HSBC reported profit before tax for 2024 of $32.3 billion, as income withstood the impact of falling interest rates. That compared with $30.3 billion a year earlier and the $31.7 billion average of analyst estimates compiled by the bank.
The bank said it aimed to generate about $300m of cost reductions in 2025, with a commitment to an annualised reduction of $1.5 billion in cost base expected by the end of 2026.
“We have renewed vigour in finding the efficiencies that will optimise our resource allocation, be that geographical, business line or balance sheet,” Elhedery said in the bank’s earnings statement.
“This will enhance the way we actively and dynamically manage costs and capital, and target investments.”
HSBC said it was aiming for a performance target of a mid-teens return on average tangible equity for each of the three years from 2025 to 2027, while noting the outlook for interest rates remains volatile and uncertain in the medium term.
In 2024, wealth and personal banking, its biggest earner, delivered $12.2 billion in profit before tax, a 5.2% rise from a year earlier, as it won new customers and sold more wealth management products.

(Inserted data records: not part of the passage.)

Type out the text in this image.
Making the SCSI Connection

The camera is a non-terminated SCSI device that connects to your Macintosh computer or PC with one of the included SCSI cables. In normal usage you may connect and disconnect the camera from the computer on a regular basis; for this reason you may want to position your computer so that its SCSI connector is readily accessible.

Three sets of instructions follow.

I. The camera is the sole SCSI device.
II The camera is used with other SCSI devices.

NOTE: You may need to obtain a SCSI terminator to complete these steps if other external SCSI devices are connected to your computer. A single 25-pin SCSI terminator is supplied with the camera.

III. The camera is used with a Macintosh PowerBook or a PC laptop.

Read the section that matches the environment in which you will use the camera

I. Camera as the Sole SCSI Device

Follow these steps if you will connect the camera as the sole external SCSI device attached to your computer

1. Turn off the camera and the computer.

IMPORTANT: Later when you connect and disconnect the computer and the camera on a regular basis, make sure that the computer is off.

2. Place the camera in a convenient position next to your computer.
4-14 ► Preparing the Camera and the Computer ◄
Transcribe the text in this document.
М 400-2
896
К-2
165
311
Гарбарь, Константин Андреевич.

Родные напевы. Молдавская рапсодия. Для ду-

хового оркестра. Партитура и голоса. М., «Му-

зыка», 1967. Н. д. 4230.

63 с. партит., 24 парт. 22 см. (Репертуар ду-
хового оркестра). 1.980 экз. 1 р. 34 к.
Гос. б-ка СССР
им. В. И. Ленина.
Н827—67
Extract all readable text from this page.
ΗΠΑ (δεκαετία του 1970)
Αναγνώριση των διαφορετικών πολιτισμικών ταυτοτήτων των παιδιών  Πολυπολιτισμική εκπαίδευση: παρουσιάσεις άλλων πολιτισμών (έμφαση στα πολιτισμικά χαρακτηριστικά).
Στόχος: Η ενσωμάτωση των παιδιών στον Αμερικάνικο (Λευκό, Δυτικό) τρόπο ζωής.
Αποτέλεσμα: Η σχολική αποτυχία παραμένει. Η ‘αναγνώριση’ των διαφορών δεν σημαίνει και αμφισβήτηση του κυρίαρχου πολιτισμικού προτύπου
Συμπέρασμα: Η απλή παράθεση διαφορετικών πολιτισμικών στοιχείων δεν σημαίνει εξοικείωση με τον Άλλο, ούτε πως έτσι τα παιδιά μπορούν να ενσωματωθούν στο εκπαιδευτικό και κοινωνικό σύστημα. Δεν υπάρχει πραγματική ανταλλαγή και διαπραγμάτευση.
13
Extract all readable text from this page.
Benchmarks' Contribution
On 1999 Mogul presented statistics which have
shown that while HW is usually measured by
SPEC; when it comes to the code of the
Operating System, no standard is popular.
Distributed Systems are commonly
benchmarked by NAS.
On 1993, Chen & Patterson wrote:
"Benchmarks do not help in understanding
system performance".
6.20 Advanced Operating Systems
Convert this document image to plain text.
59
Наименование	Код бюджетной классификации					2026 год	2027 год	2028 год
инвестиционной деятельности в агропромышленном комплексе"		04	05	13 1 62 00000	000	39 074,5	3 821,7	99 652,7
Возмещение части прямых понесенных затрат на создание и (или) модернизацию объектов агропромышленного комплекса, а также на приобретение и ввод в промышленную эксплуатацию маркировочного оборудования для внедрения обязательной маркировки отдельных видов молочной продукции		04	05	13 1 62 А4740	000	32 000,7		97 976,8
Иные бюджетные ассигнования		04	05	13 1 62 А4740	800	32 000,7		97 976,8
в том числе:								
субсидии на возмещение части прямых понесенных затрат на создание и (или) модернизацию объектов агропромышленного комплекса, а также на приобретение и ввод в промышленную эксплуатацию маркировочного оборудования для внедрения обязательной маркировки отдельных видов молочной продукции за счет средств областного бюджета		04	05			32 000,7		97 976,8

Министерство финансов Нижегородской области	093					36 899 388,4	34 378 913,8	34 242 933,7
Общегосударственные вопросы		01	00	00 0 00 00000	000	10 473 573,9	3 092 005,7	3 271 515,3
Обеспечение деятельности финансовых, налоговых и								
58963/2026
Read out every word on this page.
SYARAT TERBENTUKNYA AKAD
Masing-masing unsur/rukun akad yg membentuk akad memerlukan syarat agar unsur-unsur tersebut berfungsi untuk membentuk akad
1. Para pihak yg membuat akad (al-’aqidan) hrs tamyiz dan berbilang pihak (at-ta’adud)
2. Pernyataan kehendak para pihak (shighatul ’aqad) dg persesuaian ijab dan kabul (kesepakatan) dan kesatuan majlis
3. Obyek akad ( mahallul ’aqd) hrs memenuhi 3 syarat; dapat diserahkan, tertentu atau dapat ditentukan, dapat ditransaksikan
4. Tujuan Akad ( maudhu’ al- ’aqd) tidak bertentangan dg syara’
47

Profit in global banking and markets rose nearly 27% to $7.1 billion, its earnings filing showed.
HSBC also said it will pay a fourth interim dividend of $0.36 a share, resulting in a total of $0.87 per share in 2024, which includes a special dividend of $0.21 a share for the disposal of its Canadian business.
Elhedery, a career HSBC insider promoted from the CFO role, has moved faster than some analysts and investors expected to shake up the bank by slashing the ranks of senior managers and reorganising operating divisions along East-West lines.
He cut the mergers-and-acquisitions and equity capital markets teams in Europe and the Americas in the bank’s biggest investment banking retrenchment in decades, accelerating a pivot toward Asian markets.